A false prophet is a terrible thing to have. Look around and you'll notice them all about. People without any substance nor morals being pushed ahead. There's no need to be a prophet to be a false one. Somehow the want to discover different cultures and peoples is turned down recently. That's there a telltale sign of something not being right. Somehow I'm still a person who likes to investigate and what I hear and read doesn't look good. Somehow on public television there are right now Isreali talking heads telling their viewers that we Christians won't allow them to have their country because of Jesus. What? Only yesterday I heard from the other side that the Israelis are now been indoctrinated already from childhood not to recognise Palestinians as people let along as a nation that deserves recognition. It was as if I heard Bibi say that the Gazans had been growing up to hate Jews all over again but from the other side. What's going on, folks? Are they telling me that today's youth can't think for themselves any more? I must say that the world has been turned upside down again. In this period of Lent one is thinking a lot and I can't say that I've ever found contentment a nice feeling. I don't have much joy in my life except my believes and link to God. Joy I find when I feel His touch whilst happening to come across some uplifting in this world of ours. Jesus had no doubt joy in his lifetime too, but I'm sure that he wasn't a false prophet
ArishMell · 70-79, M
I think when a culture is predominantly very religious, it is very hard for young people to think for themselves - many religions do not want that, for their own organisations' power; and we see that in Christian sects even in democratic nations, let alone among orthodox Jews, Muslims, etc. in more theocratic ones.

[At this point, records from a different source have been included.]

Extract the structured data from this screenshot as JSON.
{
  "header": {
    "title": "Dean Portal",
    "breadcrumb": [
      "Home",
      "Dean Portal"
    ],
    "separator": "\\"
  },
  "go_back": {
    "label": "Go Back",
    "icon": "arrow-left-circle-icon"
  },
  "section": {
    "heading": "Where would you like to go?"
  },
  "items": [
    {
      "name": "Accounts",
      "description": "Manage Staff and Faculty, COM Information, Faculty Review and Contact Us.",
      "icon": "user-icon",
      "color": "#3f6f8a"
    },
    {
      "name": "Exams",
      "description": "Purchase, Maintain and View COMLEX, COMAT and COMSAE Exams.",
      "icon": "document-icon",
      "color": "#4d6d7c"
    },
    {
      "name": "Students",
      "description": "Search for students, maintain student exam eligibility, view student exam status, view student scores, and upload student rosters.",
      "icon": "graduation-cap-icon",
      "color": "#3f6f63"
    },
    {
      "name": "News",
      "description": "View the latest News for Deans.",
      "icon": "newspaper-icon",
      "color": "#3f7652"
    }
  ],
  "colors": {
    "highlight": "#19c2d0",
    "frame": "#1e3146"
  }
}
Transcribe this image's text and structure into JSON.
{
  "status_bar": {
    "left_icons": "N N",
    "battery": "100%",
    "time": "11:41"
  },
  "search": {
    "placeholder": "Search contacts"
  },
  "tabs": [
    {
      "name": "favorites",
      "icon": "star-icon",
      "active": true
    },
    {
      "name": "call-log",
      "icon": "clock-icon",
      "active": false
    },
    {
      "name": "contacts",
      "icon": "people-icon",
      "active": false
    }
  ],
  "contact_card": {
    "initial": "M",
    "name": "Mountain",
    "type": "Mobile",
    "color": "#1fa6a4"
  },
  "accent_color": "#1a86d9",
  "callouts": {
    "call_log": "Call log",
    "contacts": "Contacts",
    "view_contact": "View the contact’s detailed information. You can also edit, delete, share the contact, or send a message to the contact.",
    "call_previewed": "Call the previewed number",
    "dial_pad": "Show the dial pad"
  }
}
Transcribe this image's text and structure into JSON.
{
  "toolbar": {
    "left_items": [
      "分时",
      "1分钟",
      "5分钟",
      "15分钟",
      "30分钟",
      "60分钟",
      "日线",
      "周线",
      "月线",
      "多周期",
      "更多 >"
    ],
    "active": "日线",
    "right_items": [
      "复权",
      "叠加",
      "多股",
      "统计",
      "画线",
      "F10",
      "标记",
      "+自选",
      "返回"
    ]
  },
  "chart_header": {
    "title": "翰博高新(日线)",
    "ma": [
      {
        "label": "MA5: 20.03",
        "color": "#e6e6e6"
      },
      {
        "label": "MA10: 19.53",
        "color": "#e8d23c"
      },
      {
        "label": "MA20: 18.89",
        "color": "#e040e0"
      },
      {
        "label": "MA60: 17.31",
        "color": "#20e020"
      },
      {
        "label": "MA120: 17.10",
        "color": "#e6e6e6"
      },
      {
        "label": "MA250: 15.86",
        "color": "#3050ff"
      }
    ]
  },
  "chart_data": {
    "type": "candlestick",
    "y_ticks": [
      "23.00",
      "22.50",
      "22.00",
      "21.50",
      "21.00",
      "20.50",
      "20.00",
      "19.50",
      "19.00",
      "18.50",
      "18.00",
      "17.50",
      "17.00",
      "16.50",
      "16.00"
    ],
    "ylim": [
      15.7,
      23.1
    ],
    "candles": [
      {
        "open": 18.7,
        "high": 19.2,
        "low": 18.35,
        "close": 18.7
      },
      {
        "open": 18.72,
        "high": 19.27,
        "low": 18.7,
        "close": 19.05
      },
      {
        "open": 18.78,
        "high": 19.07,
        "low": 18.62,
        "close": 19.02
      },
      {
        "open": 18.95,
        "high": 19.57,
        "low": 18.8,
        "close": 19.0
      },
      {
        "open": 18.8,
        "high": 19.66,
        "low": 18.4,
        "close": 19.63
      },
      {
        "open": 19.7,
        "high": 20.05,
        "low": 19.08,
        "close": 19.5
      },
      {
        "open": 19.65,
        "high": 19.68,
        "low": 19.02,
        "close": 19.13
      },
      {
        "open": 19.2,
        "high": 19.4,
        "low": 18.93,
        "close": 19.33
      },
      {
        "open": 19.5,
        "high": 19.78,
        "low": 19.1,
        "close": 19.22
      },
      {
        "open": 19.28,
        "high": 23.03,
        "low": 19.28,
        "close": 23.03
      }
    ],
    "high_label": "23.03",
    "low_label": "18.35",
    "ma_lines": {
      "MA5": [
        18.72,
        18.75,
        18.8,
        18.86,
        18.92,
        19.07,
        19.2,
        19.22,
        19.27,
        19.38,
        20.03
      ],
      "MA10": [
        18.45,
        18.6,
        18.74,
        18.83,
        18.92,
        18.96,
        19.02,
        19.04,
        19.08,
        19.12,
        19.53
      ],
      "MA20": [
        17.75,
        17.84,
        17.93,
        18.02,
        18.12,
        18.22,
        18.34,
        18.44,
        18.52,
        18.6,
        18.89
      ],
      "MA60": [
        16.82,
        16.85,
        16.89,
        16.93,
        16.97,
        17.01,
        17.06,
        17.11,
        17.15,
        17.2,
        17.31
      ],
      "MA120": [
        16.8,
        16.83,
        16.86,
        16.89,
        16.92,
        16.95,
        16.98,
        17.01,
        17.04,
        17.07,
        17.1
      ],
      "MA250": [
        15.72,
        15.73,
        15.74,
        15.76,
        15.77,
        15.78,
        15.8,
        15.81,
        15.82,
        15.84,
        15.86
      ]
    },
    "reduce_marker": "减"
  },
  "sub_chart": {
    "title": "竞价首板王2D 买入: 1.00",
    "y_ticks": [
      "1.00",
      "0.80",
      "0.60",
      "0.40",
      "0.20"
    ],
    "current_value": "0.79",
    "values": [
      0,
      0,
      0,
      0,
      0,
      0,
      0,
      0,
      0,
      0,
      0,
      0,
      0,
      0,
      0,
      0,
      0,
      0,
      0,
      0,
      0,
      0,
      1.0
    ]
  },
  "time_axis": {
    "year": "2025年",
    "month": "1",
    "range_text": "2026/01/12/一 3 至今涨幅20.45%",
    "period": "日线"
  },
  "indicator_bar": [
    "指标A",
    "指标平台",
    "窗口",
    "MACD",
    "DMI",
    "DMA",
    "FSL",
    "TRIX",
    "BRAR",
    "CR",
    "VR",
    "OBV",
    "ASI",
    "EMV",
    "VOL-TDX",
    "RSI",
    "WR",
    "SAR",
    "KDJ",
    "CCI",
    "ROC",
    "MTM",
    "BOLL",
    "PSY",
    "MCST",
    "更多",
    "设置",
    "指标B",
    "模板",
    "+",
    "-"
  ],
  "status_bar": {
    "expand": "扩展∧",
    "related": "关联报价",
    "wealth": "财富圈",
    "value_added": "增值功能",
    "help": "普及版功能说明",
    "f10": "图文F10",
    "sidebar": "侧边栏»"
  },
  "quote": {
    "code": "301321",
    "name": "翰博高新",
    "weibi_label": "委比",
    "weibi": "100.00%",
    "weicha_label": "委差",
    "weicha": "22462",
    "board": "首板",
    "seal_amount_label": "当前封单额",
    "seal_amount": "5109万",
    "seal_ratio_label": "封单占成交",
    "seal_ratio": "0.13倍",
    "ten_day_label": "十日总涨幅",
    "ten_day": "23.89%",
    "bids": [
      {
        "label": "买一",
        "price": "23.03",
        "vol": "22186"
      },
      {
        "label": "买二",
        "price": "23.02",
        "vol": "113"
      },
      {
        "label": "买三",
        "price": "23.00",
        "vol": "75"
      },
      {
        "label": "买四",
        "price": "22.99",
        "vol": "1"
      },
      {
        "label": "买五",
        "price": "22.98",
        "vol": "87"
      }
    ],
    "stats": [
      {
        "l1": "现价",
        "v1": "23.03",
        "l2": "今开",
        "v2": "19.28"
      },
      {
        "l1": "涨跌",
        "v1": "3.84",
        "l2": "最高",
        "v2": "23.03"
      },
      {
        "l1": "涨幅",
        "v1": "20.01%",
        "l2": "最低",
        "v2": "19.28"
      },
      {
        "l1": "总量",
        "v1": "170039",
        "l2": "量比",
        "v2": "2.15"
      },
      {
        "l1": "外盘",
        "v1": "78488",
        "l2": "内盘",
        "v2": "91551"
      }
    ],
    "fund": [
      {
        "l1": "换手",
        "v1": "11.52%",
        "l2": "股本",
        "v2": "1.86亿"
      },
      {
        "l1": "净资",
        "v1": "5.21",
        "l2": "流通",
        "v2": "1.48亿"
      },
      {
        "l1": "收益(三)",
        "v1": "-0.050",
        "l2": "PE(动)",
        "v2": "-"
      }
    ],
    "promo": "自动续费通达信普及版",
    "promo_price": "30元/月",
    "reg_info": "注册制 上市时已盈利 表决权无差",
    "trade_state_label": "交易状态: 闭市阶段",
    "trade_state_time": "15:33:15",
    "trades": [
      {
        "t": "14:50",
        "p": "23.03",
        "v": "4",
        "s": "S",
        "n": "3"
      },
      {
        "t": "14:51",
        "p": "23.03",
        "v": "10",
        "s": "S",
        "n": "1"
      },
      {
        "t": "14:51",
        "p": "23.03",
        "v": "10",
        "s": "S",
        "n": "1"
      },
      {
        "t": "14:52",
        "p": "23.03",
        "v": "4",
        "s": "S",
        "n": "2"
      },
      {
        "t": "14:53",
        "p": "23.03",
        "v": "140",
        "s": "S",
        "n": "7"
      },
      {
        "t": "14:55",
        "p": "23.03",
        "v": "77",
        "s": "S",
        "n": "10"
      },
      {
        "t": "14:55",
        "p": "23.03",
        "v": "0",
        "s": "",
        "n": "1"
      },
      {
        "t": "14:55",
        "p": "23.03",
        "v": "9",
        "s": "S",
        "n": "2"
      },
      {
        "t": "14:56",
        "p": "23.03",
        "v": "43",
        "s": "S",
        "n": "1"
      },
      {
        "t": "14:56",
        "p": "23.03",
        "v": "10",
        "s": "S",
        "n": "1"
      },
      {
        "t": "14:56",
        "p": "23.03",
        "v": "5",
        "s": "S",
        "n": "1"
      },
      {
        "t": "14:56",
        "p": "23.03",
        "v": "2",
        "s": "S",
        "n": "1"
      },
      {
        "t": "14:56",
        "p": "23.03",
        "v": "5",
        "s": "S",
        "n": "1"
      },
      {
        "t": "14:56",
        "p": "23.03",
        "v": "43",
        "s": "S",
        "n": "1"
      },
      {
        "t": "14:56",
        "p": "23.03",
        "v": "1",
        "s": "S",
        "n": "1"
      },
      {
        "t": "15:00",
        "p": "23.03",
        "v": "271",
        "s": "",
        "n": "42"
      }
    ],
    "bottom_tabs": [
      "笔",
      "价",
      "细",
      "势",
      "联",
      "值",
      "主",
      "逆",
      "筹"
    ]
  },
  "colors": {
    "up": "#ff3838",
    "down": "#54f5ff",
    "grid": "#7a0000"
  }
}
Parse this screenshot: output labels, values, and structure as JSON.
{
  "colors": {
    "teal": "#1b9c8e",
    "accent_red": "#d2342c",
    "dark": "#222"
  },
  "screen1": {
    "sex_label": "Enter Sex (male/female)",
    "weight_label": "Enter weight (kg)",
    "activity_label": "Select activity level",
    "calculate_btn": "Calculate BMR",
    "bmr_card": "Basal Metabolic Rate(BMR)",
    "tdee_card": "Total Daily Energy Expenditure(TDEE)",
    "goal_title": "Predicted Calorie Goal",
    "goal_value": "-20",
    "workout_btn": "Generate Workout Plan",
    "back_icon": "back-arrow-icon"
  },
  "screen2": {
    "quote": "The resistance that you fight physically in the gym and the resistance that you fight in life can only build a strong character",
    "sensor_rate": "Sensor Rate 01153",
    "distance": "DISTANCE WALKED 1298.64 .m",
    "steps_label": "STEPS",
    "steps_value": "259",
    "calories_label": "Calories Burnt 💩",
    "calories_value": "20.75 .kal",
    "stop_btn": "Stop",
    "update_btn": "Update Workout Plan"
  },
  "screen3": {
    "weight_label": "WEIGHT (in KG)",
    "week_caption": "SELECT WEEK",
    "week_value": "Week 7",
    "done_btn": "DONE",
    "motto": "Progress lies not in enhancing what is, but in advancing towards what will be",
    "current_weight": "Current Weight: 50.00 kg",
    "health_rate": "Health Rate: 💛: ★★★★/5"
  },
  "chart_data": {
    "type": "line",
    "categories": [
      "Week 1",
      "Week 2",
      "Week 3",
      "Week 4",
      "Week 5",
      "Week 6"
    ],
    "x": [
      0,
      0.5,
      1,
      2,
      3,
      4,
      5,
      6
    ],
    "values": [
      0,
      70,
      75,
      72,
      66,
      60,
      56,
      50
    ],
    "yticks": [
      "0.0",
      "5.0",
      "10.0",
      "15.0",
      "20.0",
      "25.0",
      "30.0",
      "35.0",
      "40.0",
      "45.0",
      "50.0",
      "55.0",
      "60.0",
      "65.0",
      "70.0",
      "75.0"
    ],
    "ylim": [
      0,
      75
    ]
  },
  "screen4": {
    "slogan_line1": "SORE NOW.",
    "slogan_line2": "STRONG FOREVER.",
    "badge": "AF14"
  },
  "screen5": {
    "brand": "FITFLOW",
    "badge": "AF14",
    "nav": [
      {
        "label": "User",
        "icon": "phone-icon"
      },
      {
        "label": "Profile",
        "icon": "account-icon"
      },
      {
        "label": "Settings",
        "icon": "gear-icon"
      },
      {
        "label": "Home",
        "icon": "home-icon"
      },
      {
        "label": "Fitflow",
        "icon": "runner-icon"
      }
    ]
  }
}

Further, when you live in a near-permanent state of conflict it must be all too easy to see the other, especially if predominantly of a different faith or culture, as always your enemy.

There are, or were, many Arabs and Jews who would like to live in peace with each other, and at least until last year many did - but young people growing up in that part of the Middle East have never really had much chance to see other as any more than enemies.


I can quite believe what you heard on TV.

I have not previously heard of that accusation against Christians, but it would be a bit rich given that the country called "Israel" was carved out of Palestine for them in 1948 by mainly-Christian countries; perhaps in a wave of guilt after what Hitler's regime had done. While Palestine itself had previously been a British Protectorate against the Turkish attempt to take over the land - so when "Israel" was created by the League of Nations, an idea first proposed by Britain I think in the 1920s, the Arabs could justifiably feel betrayed.

So very likely the reporter there was quoting the views of some Israelis who might never have known their own, mid-20C history properly and worse, are now living in a war with their neighbours. A war largely created by their own leaders on both sides.

I have heard reports that young Palestinians are only taught the Israelis are their enemies - probably a sign of the grip Hamas has on the country. So the idea of corresponding propaganda on the other side is credible indeed; maybe more so now.